Kleine Atomsprengköpfe, die auf Raketen passen
Nach einem UN-Bericht entwickelt Nordkorea weitere nukleare Waffen – Finanzierung durch Cyberkriminalität
- Nordkoreas Regime lässt nicht locker. Trotz internationaler Sanktionen treibt Pjöngjang offenbar sein Atom- und Raketenprogramm vehement voran. Das geht aus einem vertraulichen Rapport der Vereinten Nationen hervor, in dem ein unabhängiges UN-Expertengremium zur Einhaltung von Sanktionen zu dem Schluss kommt, dass Nordkorea „wahrscheinlich sehr kleine nukleare Sprengköpfe entwickelt hat, die auf ballistische Raketen passen“. Ferner heißt es in dem Dokument, an dem mehrere Staaten gearbeitet haben, dass Pjöngjang sein Atomprogramm generell forciert, „einschließlich der Produktion von hoch angereichertem Uran und dem Bau eines experimentellen Leichtwasserreaktors“.
Das UN-Expertengremium zur Einhaltung der Sanktionen gegen Nordkorea betont in dem Bericht, dass die jüngsten Einschätzungen auf Informationen eines Mitgliedslands zurückgingen. Welches damit gemeint ist, wurde nicht erwähnt, aber man darf vermuten, dass es sich um Nordkoreas engsten Verbündeten China handelt.
Machthaber Kim Jong-un hatte erst kürzlich deutlich gemacht, dass er in dem Atomwaffenarsenal eine Sicherheitsgarantie sieht. Die Staatsmedien zitierten ihn Ende Juli mit den Worten: „Dank unserer zuverlässigen und wirksamen nuklearen Abschreckung zur Selbstverteidigung wird es ein Wort wie Krieg in diesem Land nicht mehr geben.“Die Botschaft dahinter lautet: Wir haben jetzt kleine Nuklearsprengköpfe, die auf ballistische Raketen passen und damit reale Ziele erreichen können.

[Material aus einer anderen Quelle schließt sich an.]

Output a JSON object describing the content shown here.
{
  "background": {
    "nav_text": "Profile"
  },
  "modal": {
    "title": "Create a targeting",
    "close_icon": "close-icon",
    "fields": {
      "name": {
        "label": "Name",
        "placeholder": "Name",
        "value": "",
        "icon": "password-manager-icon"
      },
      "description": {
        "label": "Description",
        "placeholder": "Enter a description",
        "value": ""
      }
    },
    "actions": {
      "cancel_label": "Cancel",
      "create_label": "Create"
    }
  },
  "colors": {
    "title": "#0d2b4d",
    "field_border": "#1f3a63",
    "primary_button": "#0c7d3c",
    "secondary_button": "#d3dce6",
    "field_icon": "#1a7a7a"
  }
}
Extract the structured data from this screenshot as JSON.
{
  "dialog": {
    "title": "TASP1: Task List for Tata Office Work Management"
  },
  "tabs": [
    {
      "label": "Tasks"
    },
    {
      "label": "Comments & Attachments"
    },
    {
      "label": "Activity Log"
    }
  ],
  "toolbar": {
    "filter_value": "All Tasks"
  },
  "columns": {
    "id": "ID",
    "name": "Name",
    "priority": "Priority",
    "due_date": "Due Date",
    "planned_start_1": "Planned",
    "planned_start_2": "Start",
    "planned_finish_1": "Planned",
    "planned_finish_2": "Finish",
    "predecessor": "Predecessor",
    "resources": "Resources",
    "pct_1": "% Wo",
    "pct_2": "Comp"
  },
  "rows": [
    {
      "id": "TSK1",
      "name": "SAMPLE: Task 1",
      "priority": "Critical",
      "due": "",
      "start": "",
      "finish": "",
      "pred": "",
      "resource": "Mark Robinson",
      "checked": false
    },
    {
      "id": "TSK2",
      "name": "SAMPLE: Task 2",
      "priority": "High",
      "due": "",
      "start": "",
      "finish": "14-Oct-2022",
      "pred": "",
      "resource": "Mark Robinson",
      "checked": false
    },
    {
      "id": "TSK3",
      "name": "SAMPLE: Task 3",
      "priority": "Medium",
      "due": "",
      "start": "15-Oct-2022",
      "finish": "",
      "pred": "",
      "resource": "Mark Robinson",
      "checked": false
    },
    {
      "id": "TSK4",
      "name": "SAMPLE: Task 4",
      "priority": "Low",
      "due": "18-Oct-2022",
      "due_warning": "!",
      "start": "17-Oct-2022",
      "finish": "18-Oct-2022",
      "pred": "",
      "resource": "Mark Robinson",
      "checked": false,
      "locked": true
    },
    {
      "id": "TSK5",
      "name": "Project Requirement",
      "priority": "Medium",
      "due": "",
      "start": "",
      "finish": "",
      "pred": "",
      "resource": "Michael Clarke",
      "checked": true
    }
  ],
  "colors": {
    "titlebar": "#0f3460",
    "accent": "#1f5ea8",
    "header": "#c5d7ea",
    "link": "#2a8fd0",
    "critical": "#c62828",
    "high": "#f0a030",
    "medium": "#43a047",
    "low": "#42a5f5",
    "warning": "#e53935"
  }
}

Mit keinem Wort wird in dem UN-Bericht erwähnt, wie ein isoliertes und durch Sanktionen abgeschottetes Land ausreichend finanzielle Mittel haben kann, um zur Atommacht zu werden. Bekannt ist, dass Pjöngjang trotz der Sanktionen intensiven Handel mit Peking betreibt, beispielsweise Kohle, Holz und seltene Erden an chinesische Händler verkauft. Aber das dürfte kaum ausreichen, um im Ausland – zum Beispiel in der früheren Sowjetunion – Know-how und Technologie einzukaufen. Die Lösung dieses Rätsels könnte lauten: Cyberkriminalität.
Das Kim-Regime hat in einem Land praktisch ohne funktionierendes Internet eine geheime Cyberarmee aufgestellt, die Banken und Konzernen in aller Welt das Fürchten lehrt. Indizien dafür gibt es genug, vor allem für die Aktivitäten einer Gruppe mit Namen „Lazarus“, die sehr wahrscheinlich von Nordkorea aus operiert. Diese Hacker greifen durch eine „Ransomware“genannte Erpresser-Software gezielt Unternehmen in Europa und Asien an, um vor allem über Kryptowerte wie Bitcoin Finanzmittel abzugreifen, vermuten internationale Experten.
Einem UN-Bericht zufolge wird die bisherige Beute Pjöngjangs aus den Cyberraubzügen auf zwei Milliarden Dollar geschätzt. Das wäre rund ein Zehntel der gesamten wirtschaftlichen Jahresleistung Nordkoreas und damit ein enormer Beitrag zur Finanzierung des Rüstungsprogramms. Offiziell dementiert Kim Jong-un zwar eine Verbindung zu „Lazarus“, aber die Vereinten Nationen gehen als Urheber der Netz-Attacken von dem nordkoreanischen Geheimdienst RGB aus.